So they build this new subway line...

PhilipDT

Registered
and its good. I mean the stations are nice, very open, excellent ventilation. Everything is still clean (for now), the wifi actually works 95% of the time and the escalators are probably leading the pack at 75% functionality.

So here's the multi billion peso question. WHY. IS. THERE. NO. DAMN. A/C.????

:confused:
 

Ries

Registered
I still prefer the Linea A over all others.

I mean, you are gonna be hot and crowded on any subte line, so why not do it in a coach with 100 year old hardwood, real glass light fixtures, bevelled glass mirrors, and wooden seats?

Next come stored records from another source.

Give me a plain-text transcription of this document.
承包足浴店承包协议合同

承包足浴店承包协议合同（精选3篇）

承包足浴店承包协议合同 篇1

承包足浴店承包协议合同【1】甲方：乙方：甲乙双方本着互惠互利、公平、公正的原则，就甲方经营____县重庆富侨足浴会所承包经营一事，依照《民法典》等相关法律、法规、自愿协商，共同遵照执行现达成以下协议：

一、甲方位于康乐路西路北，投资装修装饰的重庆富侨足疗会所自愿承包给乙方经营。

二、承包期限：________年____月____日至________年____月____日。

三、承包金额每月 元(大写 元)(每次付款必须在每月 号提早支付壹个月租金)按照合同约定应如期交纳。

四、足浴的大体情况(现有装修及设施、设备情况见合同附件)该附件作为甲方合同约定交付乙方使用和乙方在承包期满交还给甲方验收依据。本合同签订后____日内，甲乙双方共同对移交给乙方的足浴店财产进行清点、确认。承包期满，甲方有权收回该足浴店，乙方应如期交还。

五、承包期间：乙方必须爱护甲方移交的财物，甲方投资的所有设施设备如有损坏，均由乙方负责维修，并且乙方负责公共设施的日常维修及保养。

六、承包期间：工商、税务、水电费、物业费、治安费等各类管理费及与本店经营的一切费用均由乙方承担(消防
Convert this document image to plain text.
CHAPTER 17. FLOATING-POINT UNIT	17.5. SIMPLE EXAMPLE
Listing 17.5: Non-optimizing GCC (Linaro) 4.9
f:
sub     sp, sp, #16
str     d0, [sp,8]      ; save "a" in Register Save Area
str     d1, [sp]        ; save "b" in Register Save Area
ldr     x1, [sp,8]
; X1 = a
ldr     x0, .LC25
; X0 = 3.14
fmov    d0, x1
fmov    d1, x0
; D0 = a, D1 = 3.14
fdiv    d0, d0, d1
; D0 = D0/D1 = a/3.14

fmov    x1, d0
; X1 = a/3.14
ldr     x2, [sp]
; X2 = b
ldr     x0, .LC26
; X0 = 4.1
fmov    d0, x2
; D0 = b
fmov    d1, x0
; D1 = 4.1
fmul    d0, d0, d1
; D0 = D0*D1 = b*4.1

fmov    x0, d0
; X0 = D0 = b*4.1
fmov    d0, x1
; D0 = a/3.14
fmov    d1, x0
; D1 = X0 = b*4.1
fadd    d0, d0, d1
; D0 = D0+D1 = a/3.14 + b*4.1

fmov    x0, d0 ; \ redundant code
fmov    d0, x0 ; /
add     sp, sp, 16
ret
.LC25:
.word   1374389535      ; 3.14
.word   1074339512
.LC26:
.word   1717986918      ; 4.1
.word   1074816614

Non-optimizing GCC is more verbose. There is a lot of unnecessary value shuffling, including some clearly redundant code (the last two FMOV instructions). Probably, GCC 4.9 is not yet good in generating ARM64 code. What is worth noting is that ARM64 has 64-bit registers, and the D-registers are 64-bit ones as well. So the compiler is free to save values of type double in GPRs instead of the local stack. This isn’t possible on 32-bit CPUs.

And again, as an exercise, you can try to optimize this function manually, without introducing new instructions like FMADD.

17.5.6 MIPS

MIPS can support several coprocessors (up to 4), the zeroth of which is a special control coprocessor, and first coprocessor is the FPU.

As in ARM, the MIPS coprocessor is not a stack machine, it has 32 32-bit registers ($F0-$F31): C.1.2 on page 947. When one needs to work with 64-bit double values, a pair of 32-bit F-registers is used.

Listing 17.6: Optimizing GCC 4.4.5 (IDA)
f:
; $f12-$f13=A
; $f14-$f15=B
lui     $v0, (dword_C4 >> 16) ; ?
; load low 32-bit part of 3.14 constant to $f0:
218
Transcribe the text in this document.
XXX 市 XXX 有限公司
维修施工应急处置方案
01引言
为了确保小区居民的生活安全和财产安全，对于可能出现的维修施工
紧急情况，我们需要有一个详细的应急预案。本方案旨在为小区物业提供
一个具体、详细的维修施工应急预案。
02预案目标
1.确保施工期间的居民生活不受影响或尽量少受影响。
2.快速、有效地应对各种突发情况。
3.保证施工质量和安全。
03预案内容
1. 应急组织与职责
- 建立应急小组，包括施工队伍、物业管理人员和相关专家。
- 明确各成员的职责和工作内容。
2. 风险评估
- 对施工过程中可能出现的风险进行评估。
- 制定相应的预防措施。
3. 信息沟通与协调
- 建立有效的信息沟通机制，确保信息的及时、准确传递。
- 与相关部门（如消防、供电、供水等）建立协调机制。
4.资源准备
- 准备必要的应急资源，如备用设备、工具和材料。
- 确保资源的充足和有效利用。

I just rode the Canada Line in Vancouver yesterday- it had AC, and modern plastic seats. It was soulless, clean, and cost 32 pesos for a one way ride. ($7.50 canadian)

You can have it, I will be riding out to the mercado at Primera Junta on Linea A, thank you very much.
 

Ries

Registered
If you are truly uninterested in the soul of a city, what possible reason is there to live in Buenos Aires?

Certainly there are many places more uniform, bland, cheap, and with Air Conditioning...
 

PhilipDT

Registered
Ries said:
I still prefer the Linea A over all others.

I mean, you are gonna be hot and crowded on any subte line, so why not do it in a coach with 100 year old hardwood, real glass light fixtures, bevelled glass mirrors, and wooden seats?
I completely agree and would consider it a travesty if they tossed out the A line cars for new AC'd models.

But my question (or rant) was about building new ones and not putting in A/C
 

scotttswan

Registered
PhilipDT said:
I completely agree and would consider it a travesty if they tossed out the A line cars for new AC'd models.

But my question (or rant) was about building new ones and not putting in A/C
Ries said:
I still prefer the Linea A over all others.

I mean, you are gonna be hot and crowded on any subte line, so why not do it in a coach with 100 year old hardwood, real glass light fixtures, bevelled glass mirrors, and wooden seats?

Neither of you have had to take Linea A during peak hours have you?
 

LAtoBA

Registered
Ries said:
I still prefer the Linea A over all others.

I mean, you are gonna be hot and crowded on any subte line, so why not do it in a coach with 100 year old hardwood, real glass light fixtures, bevelled glass mirrors, and wooden seats?

I just rode the Canada Line in Vancouver yesterday- it had AC, and modern plastic seats. It was soulless, clean, and cost 32 pesos for a one way ride. ($7.50 canadian)

You can have it, I will be riding out to the mercado at Primera Junta on Linea A, thank you very much.
Seriously? Modernizing a subway line, of all things, has nothing to do with "soul" and everything to do with inefficiency. A city can retain its colonial charm and identity and still modernize certain aspects of itself that benefit the greater good. Linea A is a relic from the past. Why not just preserve the rail cars? That's pretty standard practice these days. I am certain that those who have to ride the subte in rush hour, particularly Linea A, would welcome a modernized fleet that better represents Buenos Aires's standing as a world class city. Sitting on gum, pressing up against strangers at the zenith of summer, hot stale air, and a constant lookout for pickpockets gets old fast.

If modernity and comfort means depriving the infrequent rider of nostalgia, so be it.
 

steveinbsas

Registered
elhombresinnombre said:
I don't suppose you'd consider Mozart a 'world class' composer or Pele a 'world class' footballer either, would you?
Mozart and Pele aren't cities. They are mundos of their own...and I really wouldn't compare Pele to Mozart in any serious way.

I've said this before (while I was still living there): Buenos Aires is a pseudo-european shit hole.

I would hardly call it a "world class" city...but who uses that term much today?

It was really a pretentios advertising slogan of the past century.